Natural Gas prices are once again testing the key support level around 5.38. This area marked the lows of the first significant down move in June, as well as the subsequent retest in late October. Prices are now testing the level once again with risks of a downside break growing.

Factors Weighing on Nat Gas Prices

Milder temperatures in Europe over Autumn meant that European storage facilities, which had been stocked to record levels in anticipation of a difficult winter, were able to retain higher levels for longer. Additionally, Europe and other consumers such as the UK, have been making great strides towards replacing Russian energy supply. Decreasing the reliance on Russian energy means that these consumers are less impacted by disruptions to supply, reducing the likelihood of the sort of panic buying we saw earlier in the year as Russia invaded Ukraine.

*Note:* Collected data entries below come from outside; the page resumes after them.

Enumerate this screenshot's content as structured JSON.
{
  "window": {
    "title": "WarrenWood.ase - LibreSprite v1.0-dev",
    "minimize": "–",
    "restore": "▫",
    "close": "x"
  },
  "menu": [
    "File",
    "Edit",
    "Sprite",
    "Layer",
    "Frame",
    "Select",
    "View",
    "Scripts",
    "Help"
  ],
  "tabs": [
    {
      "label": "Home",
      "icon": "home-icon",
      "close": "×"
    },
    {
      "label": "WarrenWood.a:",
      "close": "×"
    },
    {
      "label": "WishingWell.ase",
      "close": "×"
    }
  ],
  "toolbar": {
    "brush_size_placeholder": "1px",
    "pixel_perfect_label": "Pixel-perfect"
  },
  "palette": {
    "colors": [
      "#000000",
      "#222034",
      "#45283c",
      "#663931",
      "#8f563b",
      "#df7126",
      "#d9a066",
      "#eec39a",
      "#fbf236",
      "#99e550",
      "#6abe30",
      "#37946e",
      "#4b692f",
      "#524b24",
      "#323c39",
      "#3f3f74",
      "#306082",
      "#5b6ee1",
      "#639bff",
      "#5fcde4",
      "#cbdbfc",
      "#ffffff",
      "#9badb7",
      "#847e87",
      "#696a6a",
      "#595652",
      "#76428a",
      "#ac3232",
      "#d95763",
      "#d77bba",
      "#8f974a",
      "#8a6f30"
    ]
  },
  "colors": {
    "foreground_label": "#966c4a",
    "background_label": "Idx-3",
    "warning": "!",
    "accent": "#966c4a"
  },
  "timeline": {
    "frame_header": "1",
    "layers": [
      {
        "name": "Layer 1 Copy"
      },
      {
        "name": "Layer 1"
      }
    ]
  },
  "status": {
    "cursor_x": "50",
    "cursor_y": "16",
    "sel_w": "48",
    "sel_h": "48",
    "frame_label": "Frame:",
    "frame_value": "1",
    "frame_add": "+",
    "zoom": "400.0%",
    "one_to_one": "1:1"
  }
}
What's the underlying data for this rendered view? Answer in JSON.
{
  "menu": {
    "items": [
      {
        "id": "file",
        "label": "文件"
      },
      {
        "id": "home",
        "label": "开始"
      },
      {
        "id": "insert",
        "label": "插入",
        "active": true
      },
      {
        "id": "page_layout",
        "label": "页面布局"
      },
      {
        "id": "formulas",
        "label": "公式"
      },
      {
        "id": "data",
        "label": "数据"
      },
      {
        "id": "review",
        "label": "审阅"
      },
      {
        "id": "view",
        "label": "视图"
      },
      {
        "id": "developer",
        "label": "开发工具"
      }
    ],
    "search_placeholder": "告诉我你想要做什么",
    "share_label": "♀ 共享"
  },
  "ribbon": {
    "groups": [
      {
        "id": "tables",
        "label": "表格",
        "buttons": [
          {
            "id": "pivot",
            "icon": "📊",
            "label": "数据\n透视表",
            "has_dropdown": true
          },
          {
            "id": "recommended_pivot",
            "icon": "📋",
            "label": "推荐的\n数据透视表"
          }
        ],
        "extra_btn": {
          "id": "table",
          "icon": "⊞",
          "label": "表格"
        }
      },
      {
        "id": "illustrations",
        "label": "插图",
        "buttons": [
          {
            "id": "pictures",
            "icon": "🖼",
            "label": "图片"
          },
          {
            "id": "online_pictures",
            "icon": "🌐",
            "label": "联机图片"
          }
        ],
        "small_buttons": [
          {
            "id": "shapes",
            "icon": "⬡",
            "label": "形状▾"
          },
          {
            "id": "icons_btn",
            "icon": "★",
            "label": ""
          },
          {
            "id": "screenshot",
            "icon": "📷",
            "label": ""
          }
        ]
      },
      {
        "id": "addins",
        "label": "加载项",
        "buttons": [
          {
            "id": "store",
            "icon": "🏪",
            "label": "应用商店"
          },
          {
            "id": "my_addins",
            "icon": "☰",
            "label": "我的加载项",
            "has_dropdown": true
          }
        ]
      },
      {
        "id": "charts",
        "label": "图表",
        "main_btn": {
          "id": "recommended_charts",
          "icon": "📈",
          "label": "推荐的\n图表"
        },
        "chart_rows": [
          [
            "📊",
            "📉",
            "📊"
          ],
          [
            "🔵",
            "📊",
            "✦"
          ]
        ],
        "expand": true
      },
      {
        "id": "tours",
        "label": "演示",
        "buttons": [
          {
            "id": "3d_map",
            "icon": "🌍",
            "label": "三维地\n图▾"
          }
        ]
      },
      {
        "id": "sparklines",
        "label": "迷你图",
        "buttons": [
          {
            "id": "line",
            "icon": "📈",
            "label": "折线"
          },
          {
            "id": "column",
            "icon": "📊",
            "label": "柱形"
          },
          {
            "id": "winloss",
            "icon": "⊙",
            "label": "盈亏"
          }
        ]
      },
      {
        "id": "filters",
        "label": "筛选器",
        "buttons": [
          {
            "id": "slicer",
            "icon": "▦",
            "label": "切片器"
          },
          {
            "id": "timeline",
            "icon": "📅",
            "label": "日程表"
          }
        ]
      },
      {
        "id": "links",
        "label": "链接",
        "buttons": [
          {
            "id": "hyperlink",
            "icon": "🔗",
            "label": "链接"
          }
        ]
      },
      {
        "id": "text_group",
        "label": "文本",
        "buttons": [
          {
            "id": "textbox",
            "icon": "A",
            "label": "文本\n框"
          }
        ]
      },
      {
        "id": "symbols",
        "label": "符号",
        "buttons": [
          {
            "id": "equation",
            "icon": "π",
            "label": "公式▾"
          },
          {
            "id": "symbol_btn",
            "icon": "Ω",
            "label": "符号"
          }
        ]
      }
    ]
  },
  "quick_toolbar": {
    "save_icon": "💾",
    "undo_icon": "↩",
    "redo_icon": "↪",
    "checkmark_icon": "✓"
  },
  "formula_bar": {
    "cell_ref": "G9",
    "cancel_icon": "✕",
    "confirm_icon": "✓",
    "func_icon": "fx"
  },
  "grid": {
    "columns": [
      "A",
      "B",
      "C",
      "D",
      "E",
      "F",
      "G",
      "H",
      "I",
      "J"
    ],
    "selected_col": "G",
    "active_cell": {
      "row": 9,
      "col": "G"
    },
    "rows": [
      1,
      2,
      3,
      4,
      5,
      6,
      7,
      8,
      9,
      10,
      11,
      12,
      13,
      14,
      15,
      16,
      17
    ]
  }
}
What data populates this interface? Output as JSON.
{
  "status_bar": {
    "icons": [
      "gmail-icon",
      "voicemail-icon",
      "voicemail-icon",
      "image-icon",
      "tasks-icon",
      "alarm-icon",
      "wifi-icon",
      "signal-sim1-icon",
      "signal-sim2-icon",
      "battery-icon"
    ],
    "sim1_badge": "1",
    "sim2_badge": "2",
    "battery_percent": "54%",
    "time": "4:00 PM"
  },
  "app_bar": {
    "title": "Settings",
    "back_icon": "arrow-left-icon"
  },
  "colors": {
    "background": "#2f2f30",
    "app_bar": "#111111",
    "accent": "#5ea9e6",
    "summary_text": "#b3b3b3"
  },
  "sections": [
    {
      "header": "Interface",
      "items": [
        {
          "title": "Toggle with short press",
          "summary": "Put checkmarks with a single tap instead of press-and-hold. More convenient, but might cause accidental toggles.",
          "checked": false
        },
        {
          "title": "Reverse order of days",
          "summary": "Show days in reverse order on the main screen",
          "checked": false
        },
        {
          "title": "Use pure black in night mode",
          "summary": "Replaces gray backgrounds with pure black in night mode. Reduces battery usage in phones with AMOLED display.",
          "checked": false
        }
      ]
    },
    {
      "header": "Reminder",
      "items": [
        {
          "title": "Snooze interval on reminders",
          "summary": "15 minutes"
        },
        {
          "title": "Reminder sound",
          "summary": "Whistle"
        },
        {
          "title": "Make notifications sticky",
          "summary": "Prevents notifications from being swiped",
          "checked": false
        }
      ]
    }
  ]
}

Independence From Russian Energy

News this week that the US will double its natural gas exports to the UK, alongside news that UK exports to the EU are set to hit six-year highs, have helped calm investor uncertainty. Additionally, with EU leaders still working towards agreeing a price cap on Russian energy, prices look set to fall further if such a cap can be agreed. So far, a EUR 220 level per barrel has been touted as the key option, though there is still some disagreement with some countries pushing back against the cap. With independence from Russian energy looking increasingly achievable, gas prices look vulnerable to further losses near-term as the market continues to correct from the post-invasion highs seen earlier in the year.

Technical Views

Natural Gas

Nat Gas prices are currently sitting back on the 5.381 level support. While this area holds, a further rotation higher back towards the 7.093 level is still viable. This would be in line with the bullish divergence we’re seeing into the level. However, should price slip back below here, focus shifts to a deeper move towards 3.960 next.